In a triangle $ABC$, if $\sin A$, $\sin B$ and $\sin C$ form an A.P, prove that $\cot (A/2)\cot(C/2) = 3$.

Question

I have tried using $2\sin B = \sin A +\sin C$. Then I substitute $B=180-(A+C)$, but still I''m stuck halfway. Someone please help !

Answer 1

from your formula we get $$2=\frac{\sin(C)}{\sin(B)}+\frac{\sin(A)}{\sin(B)}$$ and by the formula of sines we get $$2b=a+c$$ now we calculate $$\cot(A/2)=\frac{\sin(A)}{1-\cos(A)}$$ $$\cot(C/2)=\frac{\sin(C)}{1-\cos(C)}$$ and then we get $$\cot(A/2)\cot(C/2)=\frac{16A^2}{(2bc-b^2-c^2+a^2)(2ab-a^2-b^2+c^2)}$$ with $$b=\frac{a+c}{2}$$ and $$A=\sqrt{s(s-a)(s-b)(s-c)}$$ we get $3$ as you stated.

Answer 2

$$4 \sin \frac{B}{2}\cos \frac{B}{2}=2 \sin B = \sin A + \sin C =$$

$$2 \sin \frac{A+C}{2}\cos \frac{A-C}{2}=2 \cos \frac{B}{2}\cos \frac{A-C}{2}$$

Simplifying we get

$$2 \sin \frac{B}{2}=\cos \frac{A-C}{2}$$

$$2 \cos \frac{A+C}{2}=\cos \frac{A-C}{2}$$

$$2 \cos \frac{A}{2} \cos \frac{C}{2}-2\sin \frac{A}{2} \sin \frac{C}{2}= \cos \frac{A}{2} \cos \frac{C}{2}+\sin \frac{A}{2} \sin \frac{C}{2}$$

$$ \cos \frac{A}{2} \cos \frac{C}{2}=3\sin \frac{A}{2} \sin \frac{C}{2}$$

$$\cot \frac{A}{2} \cot \frac{C}{2}=3$$

Answer 3

As $A,B,C$ are in AP, $B=180^\circ-(A+C)$, i.e. $\sin B=\sin (A+C)$.
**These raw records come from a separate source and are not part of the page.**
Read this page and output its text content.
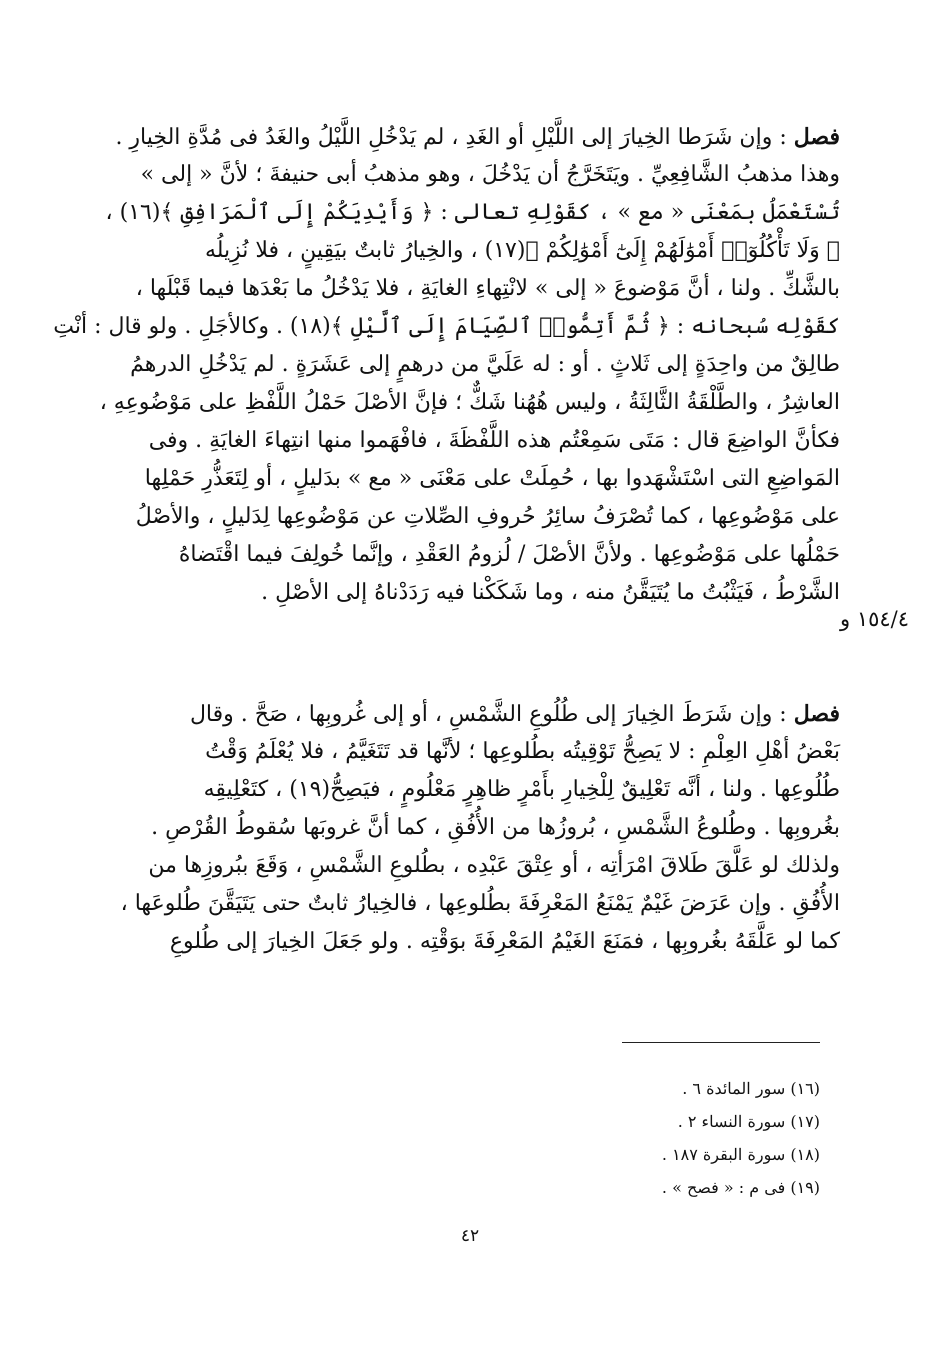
فصل : وإن شَرَطا الخِيارَ إلى اللَّيْلِ أو الغَدِ ، لم يَدْخُلِ اللَّيْلُ والغَدُ فى مُدَّةِ الخِيارِ .
وهذا مذهبُ الشَّافِعِيِّ . ويَتَخَرَّجُ أن يَدْخُلَ ، وهو مذهبُ أبى حنيفةَ ؛ لأنَّ « إلى »
تُسْتَعْمَلُ بمَعْنَى « مع » ، كقَوْلِهِ تعالى : ﴿ وَأَيْدِيَكُمْ إِلَى ٱلْمَرَافِقِ ﴾(١٦) ،
﴿ وَلَا تَأْكُلُوٓا۟ أَمْوَٰلَهُمْ إِلَىٰٓ أَمْوَٰلِكُمْ ﴾(١٧) ، والخِيارُ ثابتٌ بيَقِينٍ ، فلا نُزِيلُه
بالشَّكِّ . ولنا ، أنَّ مَوْضوعَ « إلى » لانْتِهاءِ الغايَةِ ، فلا يَدْخُلُ ما بَعْدَها فيما قَبْلَها ،
كقَوْلِه سُبحانه : ﴿ ثُمَّ أَتِمُّوا۟ ٱلصِّيَامَ إِلَى ٱلَّيْلِ ﴾(١٨) . وكالأجَلِ . ولو قال : أنْتِ
طالِقٌ من واحِدَةٍ إلى ثَلاثٍ . أو : له عَلَيَّ من درهمٍ إلى عَشَرَةٍ . لم يَدْخُلِ الدرهمُ
العاشِرُ ، والطَّلْقَةُ الثَّالِثَةُ ، وليس هُهُنا شَكٌّ ؛ فإنَّ الأصْلَ حَمْلُ اللَّفْظِ على مَوْضُوعِهِ ،
فكأنَّ الواضِعَ قال : مَتَى سَمِعْتُم هذه اللَّفْظَةَ ، فافْهَموا منها انتِهاءَ الغايَةِ . وفى
المَواضِعِ التى اسْتَشْهَدوا بها ، حُمِلَتْ على مَعْنَى « مع » بدَليلٍ ، أو لِتَعَذُّرِ حَمْلِها
على مَوْضُوعِها ، كما تُصْرَفُ سائِرُ حُروفِ الصِّلاتِ عن مَوْضُوعِها لِدَليلٍ ، والأصْلُ
حَمْلُها على مَوْضُوعِها . ولأنَّ الأصْلَ / لُزومُ العَقْدِ ، وإنَّما خُولِفَ فيما اقْتَضاهُ
الشَّرْطُ ، فَيَثْبُتُ ما يُتَيَقَّنُ منه ، وما شَكَكْنا فيه رَدَدْناهُ إلى الأصْلِ .
١٥٤/٤ و
فصل : وإن شَرَطَ الخِيارَ إلى طُلُوعِ الشَّمْسِ ، أو إلى غُروبِها ، صَحَّ . وقال
بَعْضُ أهْلِ العِلْمِ : لا يَصِحُّ تَوْقِيتُه بطُلوعِها ؛ لأنَّها قد تَتَغَيَّمُ ، فلا يُعْلَمُ وَقْتُ
طُلُوعِها . ولنا ، أنَّه تَعْلِيقٌ لِلْخِيارِ بأَمْرٍ ظاهِرٍ مَعْلُومٍ ، فيَصِحُّ(١٩) ، كتَعْلِيقِه
بغُروبِها . وطُلوعُ الشَّمْسِ ، بُروزُها من الأُفُقِ ، كما أنَّ غروبَها سُقوطُ القُرْصِ .
ولذلك لو عَلَّقَ طَلاقَ امْرَأتِه ، أو عِتْقَ عَبْدِه ، بطُلوعِ الشَّمْسِ ، وَقَعَ ببُروزِها من
الأُفُقِ . وإن عَرَضَ غَيْمٌ يَمْنَعُ المَعْرِفَةَ بطُلوعِها ، فالخِيارُ ثابتٌ حتى يَتَيَقَّنَ طُلوعَها ،
كما لو عَلَّقَهُ بغُروبِها ، فمَنَعَ الغَيْمُ المَعْرِفَةَ بوَقْتِه . ولو جَعَلَ الخِيارَ إلى طُلوعِ
(١٦) سور المائدة ٦ .
(١٧) سورة النساء ٢ .
(١٨) سورة البقرة ١٨٧ .
(١٩) فى م : « فصح » .
٤٢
Also, given $\sin A, \sin B, \sin C$ are in AP. Hence.

$$\begin{align} 2\sin B&=\sin A+\sin C\\ 2\sin(A+C)&=\sin A+\sin C\\ 2\sin 2(\alpha+\gamma)&=\sin 2\alpha+\sin 2\gamma &&\scriptsize \left(\alpha=\frac A2, \gamma=\frac B2\right)\\ 2\cdot 2\sin (\alpha+\gamma)\cos (\alpha+\gamma)&=2\sin(\alpha+\gamma)\cos(\alpha-\gamma)\\ 2\cos(\alpha+\gamma)&=\cos(\alpha-\gamma)\\ 2(\cos\alpha\cos\gamma-\sin\alpha\sin\gamma)&=\cos\alpha\cos\gamma+\sin\alpha\sin\gamma\\ \div \sin \alpha\sin \gamma,\qquad\qquad 2(\cot\alpha\cot\gamma-1)&=\cot\alpha\cot\gamma+1\\ \cot\alpha\cot\gamma=\cot\left(\frac A2\right)\cot\left(\frac C2\right)&=3\;\color{red}\blacksquare \end{align}$$